Plan canicule de l’Éducation nationale : les organisations syndicales dénoncent l’absence de moyens et d’engagements politiques

L’intersyndicale de l’éducation a quitté ce jour la réunion de la Formation spécialisée en santé et sécurité au travail ministérielle sur le plan vague de chaleur, qui s’est tenue en absence du ministre et sans aucun engagement politique pour protéger la santé des personnels et des élèves.

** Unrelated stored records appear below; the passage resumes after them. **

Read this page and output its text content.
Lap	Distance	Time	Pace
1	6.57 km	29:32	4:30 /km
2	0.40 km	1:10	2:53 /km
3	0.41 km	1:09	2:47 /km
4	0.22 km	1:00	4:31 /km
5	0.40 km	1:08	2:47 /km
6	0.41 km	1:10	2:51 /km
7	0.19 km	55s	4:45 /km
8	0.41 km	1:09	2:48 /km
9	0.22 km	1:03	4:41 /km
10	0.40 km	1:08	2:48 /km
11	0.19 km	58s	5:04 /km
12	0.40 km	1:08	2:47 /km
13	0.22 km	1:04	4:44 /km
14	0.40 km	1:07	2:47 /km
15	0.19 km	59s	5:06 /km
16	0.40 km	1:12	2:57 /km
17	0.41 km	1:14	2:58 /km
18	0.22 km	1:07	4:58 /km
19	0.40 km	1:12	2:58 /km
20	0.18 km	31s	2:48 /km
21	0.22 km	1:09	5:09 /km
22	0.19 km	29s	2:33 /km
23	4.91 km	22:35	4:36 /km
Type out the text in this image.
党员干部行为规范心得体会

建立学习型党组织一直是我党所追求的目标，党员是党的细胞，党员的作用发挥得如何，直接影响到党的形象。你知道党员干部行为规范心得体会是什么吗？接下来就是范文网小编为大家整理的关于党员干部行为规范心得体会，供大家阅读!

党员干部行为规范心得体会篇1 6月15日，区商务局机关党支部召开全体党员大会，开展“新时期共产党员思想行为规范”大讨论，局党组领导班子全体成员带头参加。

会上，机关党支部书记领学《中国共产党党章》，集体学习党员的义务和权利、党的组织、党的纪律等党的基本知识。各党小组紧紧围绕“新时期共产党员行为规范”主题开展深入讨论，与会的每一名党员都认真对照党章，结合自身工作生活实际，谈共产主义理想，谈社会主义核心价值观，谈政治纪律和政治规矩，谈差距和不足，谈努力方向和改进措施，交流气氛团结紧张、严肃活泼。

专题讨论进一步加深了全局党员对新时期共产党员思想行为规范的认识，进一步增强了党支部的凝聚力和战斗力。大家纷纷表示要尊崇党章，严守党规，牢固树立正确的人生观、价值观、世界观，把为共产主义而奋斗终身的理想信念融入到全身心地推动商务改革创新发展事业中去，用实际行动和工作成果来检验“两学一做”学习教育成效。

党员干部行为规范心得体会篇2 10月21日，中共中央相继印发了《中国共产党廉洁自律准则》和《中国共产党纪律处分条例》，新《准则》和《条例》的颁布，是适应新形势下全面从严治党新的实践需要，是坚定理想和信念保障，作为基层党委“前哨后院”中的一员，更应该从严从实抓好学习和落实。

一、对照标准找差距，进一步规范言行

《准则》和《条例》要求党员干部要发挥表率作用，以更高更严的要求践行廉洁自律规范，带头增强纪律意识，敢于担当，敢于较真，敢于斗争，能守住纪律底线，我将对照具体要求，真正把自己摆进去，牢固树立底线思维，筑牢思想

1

Communiqué de presse intersyndical du 09 septembre 2026

Plan canicule de l’Éducation nationale : les organisations syndicales dénoncent l’absence de moyens et d’engagements politiques

L’intersyndicale de l’éducation a quitté ce jour la réunion de la Formation spécialisée en santé et sécurité au travail ministérielle sur le plan vague de chaleur, qui s’est tenue en absence du ministre et sans aucun engagement politique pour protéger la santé des personnels et des élèves.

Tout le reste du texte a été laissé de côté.